Lake Hebron in Fall

Lake Hebron in Fall
Lake Hebron in Fall

July 8, 2017

A Blessing

We pitched our tent and built a fire,
settled in for the night, just a short hike
down this broad swath cut into the forest
to string lines of communication through,
lines to points of civilization further north
from points further south from whence we’d journeyed,
three boys off to climb a mountain
“because it was there” and we never had
and we wanted to. What did we know
of needing reservations and crowds of other boys
as eager to climb Katahdin as we were?
What did we know of private land cut through the forest;
there were no signs posted, no warnings of illegal acts,
so we pitched our tent for want of a place to sleep
and a mountain to climb, undeterred and determined.

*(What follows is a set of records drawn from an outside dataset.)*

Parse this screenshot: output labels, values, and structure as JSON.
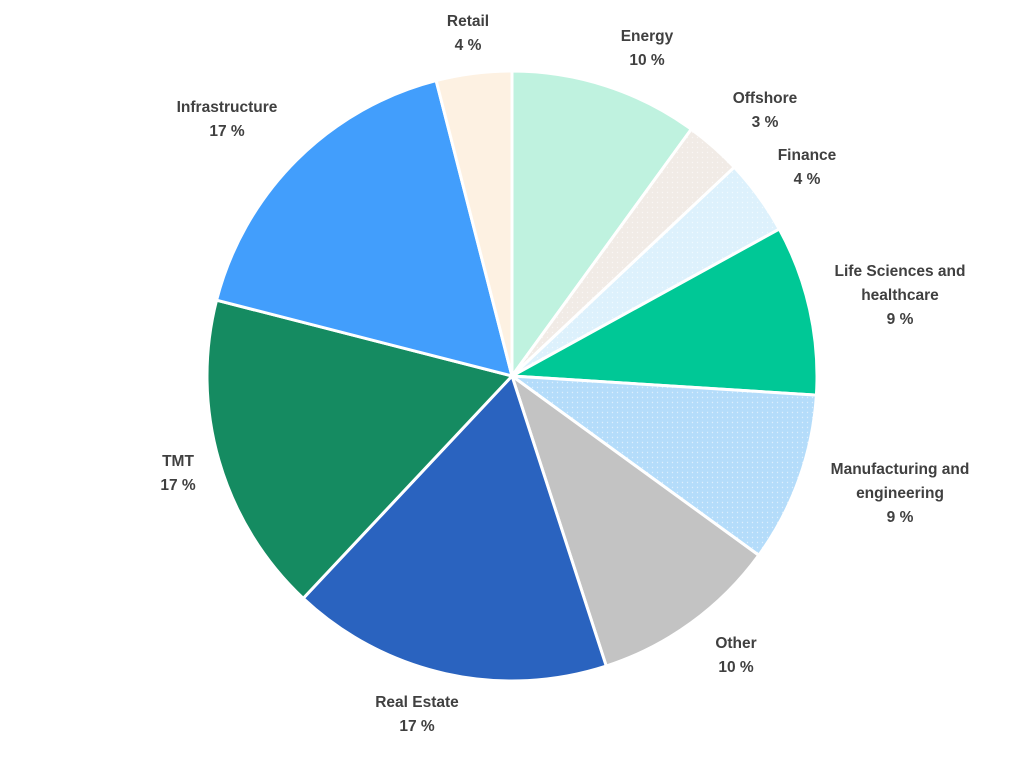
{
  "chart_data": {
    "type": "pie",
    "title": "",
    "start": "top, clockwise",
    "value_unit": "%",
    "slices": [
      {
        "label_lines": [
          "Energy"
        ],
        "value": 10,
        "value_label": "10 %",
        "color": "#bff2df",
        "pattern": "none"
      },
      {
        "label_lines": [
          "Offshore"
        ],
        "value": 3,
        "value_label": "3 %",
        "color": "#f1ebe6",
        "pattern": "dots"
      },
      {
        "label_lines": [
          "Finance"
        ],
        "value": 4,
        "value_label": "4 %",
        "color": "#ddf1fc",
        "pattern": "dots"
      },
      {
        "label_lines": [
          "Life Sciences and",
          "healthcare"
        ],
        "value": 9,
        "value_label": "9 %",
        "color": "#00c896",
        "pattern": "none"
      },
      {
        "label_lines": [
          "Manufacturing and",
          "engineering"
        ],
        "value": 9,
        "value_label": "9 %",
        "color": "#b4dcfa",
        "pattern": "dots"
      },
      {
        "label_lines": [
          "Other"
        ],
        "value": 10,
        "value_label": "10 %",
        "color": "#c3c3c3",
        "pattern": "none"
      },
      {
        "label_lines": [
          "Real Estate"
        ],
        "value": 17,
        "value_label": "17 %",
        "color": "#2a63bf",
        "pattern": "none"
      },
      {
        "label_lines": [
          "TMT"
        ],
        "value": 17,
        "value_label": "17 %",
        "color": "#158b61",
        "pattern": "none"
      },
      {
        "label_lines": [
          "Infrastructure"
        ],
        "value": 17,
        "value_label": "17 %",
        "color": "#429efc",
        "pattern": "none"
      },
      {
        "label_lines": [
          "Retail"
        ],
        "value": 4,
        "value_label": "4 %",
        "color": "#fdf1e2",
        "pattern": "none"
      }
    ]
  }
}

Night darkened as dusk turned to dark
and dark to darker still, as we ate in silence,
simple food from cans keyed open, hiding our fears.
Above us was the moonless sky and a swath of darkness,
a moonless trail itself, pebbled with stars
we stumbled over, as youth do on the dark path
to the loftier heights that is their goal,
that is their lives, other mountains still to be climbed
beyond this one that lay before us.

And as if to acknowledge our intrusion,
our foray into nature’s realm, small as we were,
the sky became alive with the Aurora Borealis’ glow,
these Northern Lights rarely seen by boys,
particles charged and charging the night sky,
giving life and light to illuminate us and our way,
alive and pulsing and reaching out to us
about to conquer, not just Katahdin’s peak,
but ourselves on a darkened trail stumbling:
a blessing, perhaps, on our youth,
our youth disappearing into adulthood,
disappearing into ourselves, alone and afraid.